Hillege Lars E, Barnett David J M, Ziemons Janine, Aarnoutse Romy, de Vos-Geelen Judith, van Geel Robin, de Boer Maaike, van Riet Yvonne E A, Vincent Jeroen, Penders John, Smidt Marjolein L
GROW - Research Institute for Oncology and Reproduction, Maastricht University Medical Center+, Maastricht, The Netherlands.
Department of Surgery, Maastricht University Medical Center+, Maastricht, The Netherlands.
Sci Rep. 2025 Mar 6;15(1):7874. doi: 10.1038/s41598-025-91734-1.
Tamoxifen is essential in treating estrogen receptor-positive (ER+) breast cancer, primarily through its active metabolite, endoxifen. Emerging research suggests potential interactions between tamoxifen and gut microbiota. This study investigates the effects of tamoxifen on gut microbiota composition in postmenopausal ER+ and human epidermal growth factor receptor 2 negative (HER2-) breast cancer patients and explores correlations between gut microbiota and endoxifen plasma levels. This prospective observational study included postmenopausal ER+/HER2- breast cancer patients. Fecal and blood samples were collected before and during 6-12 weeks of tamoxifen therapy. Gut microbiota composition was analyzed using 16S rRNA amplicon sequencing of the hypervariable V4 gene region, and plasma endoxifen levels were measured using liquid chromatography-mass spectrometry. Changes in microbial diversity and composition were assessed, with correlations to endoxifen levels. A total of 62 patients were included. Tamoxifen significantly increased microbial richness (p = 0.019), although overall community structure remained consistent between pre- and during-treatment samples. Notable changes were observed in specific microbial taxa, with significant increases in genera such as Blautia (p = 0.003) and Streptococcus (p = 0.010), and decreases in Prevotella_9 (p = 0.006). No significant correlations between gut microbiota and endoxifen levels were identified after multiple comparisons. Tamoxifen therapy increases gut microbial diversity in postmenopausal ER+/HER2- breast cancer patients, though overall microbial community structure remains stable. The absence of significant correlations with endoxifen levels suggests that while tamoxifen affects the gut microbiota, its role in endoxifen metabolism requires further study. More comprehensive research is needed to understand the relationship between tamoxifen, gut microbiota, and therapeutic outcomes.

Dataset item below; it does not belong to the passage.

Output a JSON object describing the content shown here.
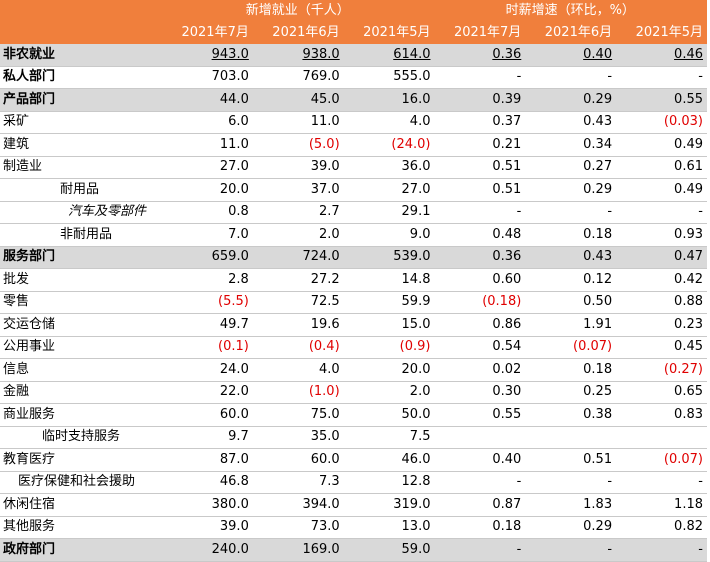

他莫昔芬在治疗雌激素受体阳性(ER+)乳腺癌中至关重要,主要是通过其活性代谢物内昔芬发挥作用。新出现的研究表明他莫昔芬与肠道微生物群之间可能存在相互作用。本研究调查了他莫昔芬对绝经后ER+和人表皮生长因子受体2阴性(HER2-)乳腺癌患者肠道微生物群组成的影响,并探讨肠道微生物群与内昔芬血浆水平之间的相关性。这项前瞻性观察性研究纳入了绝经后ER+/HER2-乳腺癌患者。在他莫昔芬治疗的6至12周之前和期间采集粪便和血液样本。使用高变V4基因区域的16S rRNA扩增子测序分析肠道微生物群组成,并用液相色谱-质谱法测量血浆内昔芬水平。评估微生物多样性和组成的变化,并与内昔芬水平进行相关性分析。总共纳入了62例患者。他莫昔芬显著增加了微生物丰富度(p = 0.019),尽管治疗前和治疗期间样本的总体群落结构保持一致。在特定微生物分类群中观察到显著变化,诸如布劳特氏菌属(p = 0.003)和链球菌属(p = 0.010)等属显著增加,而普雷沃氏菌9属(p = 0.006)减少。多次比较后未发现肠道微生物群与内昔芬水平之间存在显著相关性。他莫昔芬治疗增加了绝经后ER+/HER2-乳腺癌患者的肠道微生物多样性,尽管总体微生物群落结构保持稳定。与内昔芬水平缺乏显著相关性表明,虽然他莫昔芬会影响肠道微生物群,但其在内昔芬代谢中的作用仍需进一步研究。需要更全面的研究来了解他莫昔芬、肠道微生物群和治疗结果之间的关系。